Now you will find that in the eleventh chapter of the gospel of John. In the eleventh chapter of the gospel of John, Jesus said to Mary and to Martha: “Martha,” Jesus said, ‘”Thy brother shall rise again’ [John 11:23]. Martha saith unto him,” twenty-fourth verse, “’I know that he shall rise again in the resurrection at the last day.’ Jesus said unto her, ‘I am the resurrection and the life: he that believeth in Me, though he were dead, yet shall he live: And whosoever liveth and believeth in Me shall never die’” [John 11:25-26].
All right, now what does that mean? You’ve quoted that all your life: “I am the resurrection and the life” [John 11:25]. Now what does that mean? It means simply this. Jesus will be the resurrection to those who sleep in the Lord when He comes, and Jesus will be the life – He’ll be the transfiguration. He’ll be the immortalization – of those who are alive at His return, at His coming again. “I am the resurrection and the life” [John 11:25].
Let me illustrate it.

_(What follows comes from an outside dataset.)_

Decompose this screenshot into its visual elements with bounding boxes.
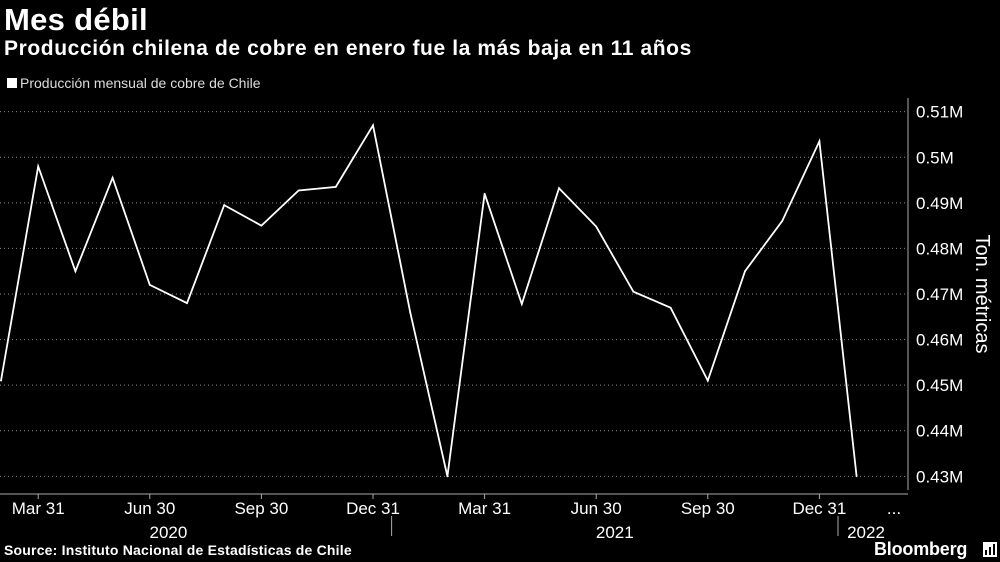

On the Mount of Hermon, when Jesus was transfigured, there appeared unto him Moses and Elijah [Matthew 17:3]. Moses died and was buried [Deuteronomy 34:5-6]. He is the type that shall be raised from the dead, resurrected from the dust of the earth. Somewhere on Mount Nebo in that rich soil, there is a richer soil concealed. It is the body of Moses, the man of God. And when Moses appeared there on the top of mount Transfiguration, that was a picture of these who shall be raised from the dead. “I am the resurrection” [John 11:25].
And when Elijah appeared, he is the type of those who shall be alive at the coming of the Lord, and “they will be changed in a moment, in the twinkling of an eye, at the last trump. For the trumpet shall sound, and the dead shall be raised incorruptible; these that sleep in Jesus shall be raised incorruptible, and we who remain, we shall all be changed” [1 Corinthians 15:51-52; 1 Thessalonians 4:16-17].
And Jesus is the resurrection to those that sleep in the soil of the earth, and He is the life, the transfiguration, the immortalization of those who are alive and remain unto the coming of the Lord. And so the Lord shall take out of the world His jewels. He’s coming as a thief in the night to steal away something precious: the treasure hid in a field [Matthew 13:44], the pearl of great price [Matthew 13:45-46] – His jewels, you His church – take them out into the world, take them out into heaven from the world. And when that comes, then begins that final age when all of the other prophecies of God’s Word shall be faithfully, faithfully, without fail in one dot or iota, faithfully fulfilled.
Now, we sing our song, and while we sing our song, while we sing our song, somebody you, give your heart to Jesus, put your life here in the church. Somebody you, come down here and stand by me. On the first note of the first stanza, while we make this appeal, you come, while we stand and while we sing.